Ed Miliband and the magic policy

Week in Review: The case of Ed Miliband and the magic policy

Week in Review: The case of Ed Miliband and the magic policy

No-one likes talking about it, but Ed Miliband will probably become prime minister in 2015. It's the truth that dare not speak its name. Journalists and politicians pretend it isn't happening, but all the signs point one way.

He's a whopping 12-points ahead in the polls. Even his ratings for economic competency are improving; or rather, they are looking less bad than George Osborne's ratings for economy competency. He regularly bests David Cameron in PMQs. He can suck up all the votes of alienated Liberal Democrats. He leads a party of iron discipline, unlike the menagerie on the government benches.

The Tories, on the other hand, lost the 20-seat boost the boundary review would have given them. Their backbenchers have all the self-preservation instincts of a dodo and the party's central reason for being in government – to cut the deficit – has succeeded only in flat-lining the British economy

But no-one really talks about Miliband becoming prime minister.
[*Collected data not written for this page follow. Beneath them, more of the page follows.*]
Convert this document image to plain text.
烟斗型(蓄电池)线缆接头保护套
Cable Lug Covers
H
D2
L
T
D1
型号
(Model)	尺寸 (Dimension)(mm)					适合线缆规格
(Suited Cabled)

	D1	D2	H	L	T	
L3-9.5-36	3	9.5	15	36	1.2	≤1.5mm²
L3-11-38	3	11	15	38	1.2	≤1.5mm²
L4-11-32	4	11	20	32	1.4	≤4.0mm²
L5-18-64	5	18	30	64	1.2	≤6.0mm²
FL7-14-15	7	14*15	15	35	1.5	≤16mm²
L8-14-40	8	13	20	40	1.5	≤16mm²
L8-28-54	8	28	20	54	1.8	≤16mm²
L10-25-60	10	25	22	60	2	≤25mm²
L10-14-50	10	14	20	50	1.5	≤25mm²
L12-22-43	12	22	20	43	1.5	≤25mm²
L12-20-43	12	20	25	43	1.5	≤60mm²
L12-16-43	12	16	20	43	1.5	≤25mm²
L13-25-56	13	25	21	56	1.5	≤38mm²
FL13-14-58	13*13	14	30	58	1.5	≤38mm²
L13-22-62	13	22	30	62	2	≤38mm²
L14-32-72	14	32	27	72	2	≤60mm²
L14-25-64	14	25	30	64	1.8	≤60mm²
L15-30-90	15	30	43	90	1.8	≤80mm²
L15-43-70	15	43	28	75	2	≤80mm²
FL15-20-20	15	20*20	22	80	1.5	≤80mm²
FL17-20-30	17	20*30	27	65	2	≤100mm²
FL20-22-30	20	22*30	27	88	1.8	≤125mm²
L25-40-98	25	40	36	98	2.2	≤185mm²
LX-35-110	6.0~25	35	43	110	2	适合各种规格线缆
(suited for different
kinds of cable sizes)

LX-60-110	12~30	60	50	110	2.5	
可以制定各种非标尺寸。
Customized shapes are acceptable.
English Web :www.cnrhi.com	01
It's because he's got no shoulders and a funny face. They can't imagine him striding the international stage, pumping the hands of world leaders and solemnly announcing a counter-productive military intervention.

But strip aside all the physical impracticalities and the crude data is there for all to see. Miliband is on course to be prime minister. He started the week with the best poll results for ten years. Then he picked satirist and writer John O'Farrell to run for Eastleigh.

It's a risky move – a strong performance from a charismatic candidate could split the Lib Dem vote and let the Tories in, which is an undesirable outcome for Miliband. But if he doesn't run in seats like this – southern, relatively wealthy, full of paranoid first-or-second-generation homeowners – he's got no claim to that 'one nation' moniker he's so obsessed with. He can't win the seat, but he can double or triple Labour's 2010 performance and give himself some momentum. Whether it works or not, O'Farrell was a pleasingly risky choice – not a defensive one.

Speaking of 'one nation', he mentioned it 18 times in a speech on Thursday. The entire shadow Cabinet behave as if they have a tedious version of Tourettes', muttering the phrase inadvertently ahead of random words. Presumably their briefing sessions are Guantanamo-style torture sessions, where they're tied down, blindfolded and have 'one nation' screamed at them for two hours, emerging afterwards a shadow of their former selves, unable to care for their children, sitting in empty rooms and whispering it to themselves, like Wilson Smith at the end of 1984.

The speech did well. When it was done, commentators on left and right were praising Miliband for stealing mansion tax from the Lib Dems and the 10p tax rate from Tory backbenchers. Both will be opposed by the other party. Osborne cannot U-turn on his opposition to a mansion tax, and the Lib Dems don't want a 10p tax rate, because it distracts from their achievement in taking lower-earners out of the tax system altogether. Miliband's clothes-swapping was like the bit at the end of True Romance when all the hero's enemies shoot each other. Not only that, but it was solid, redistributive Old (sorry, 'one nation') Labour policy-making. Best of all, it distanced him from Gordon Brown.

Unfortunately, things looked less bright the next day. The Institute of Fiscal Studies, which by law must be described as 'respected' whenever it is mentioned in print, said the policies were an ineffective means of accomplishing their stated intentions. Most newspaper editorials thought it was a con trick.

There was no hint of the policy ahead of the speech, so Labour either scribbled it on the back of an envelope overnight or under-spun to the media to keep them off the scent. It was one or the other and the media, predictably, went with the former.

It's all in a day's work for Miliband. The runes all point his way and the press points the other. But what were his opponents doing? Tearing strips off each other.

Vince Cable and senior Tories were calling for some civility in the bloodbath that is the Eastleigh by-election, but the Conservatives were having none of it. They love telling voters the Lib Dems can't be trusted, mostly because they plainly can't. Cable put that pensive, reasonable face of his back on and told everyone to calm down, but he got down and dirty with the best of them when it came to applying pressure on Osborne ahead of next month's Budget. A slip by Cameron at PMQs suggests Osborne put that 10p tax rate in the Budget, in which case he'll have been doing some frantic rubbing out with his pencil on Thursday night, after Miliband stole it.

They are all over the place and Miliband is driving forward to his desired destination. Not that you'd know it.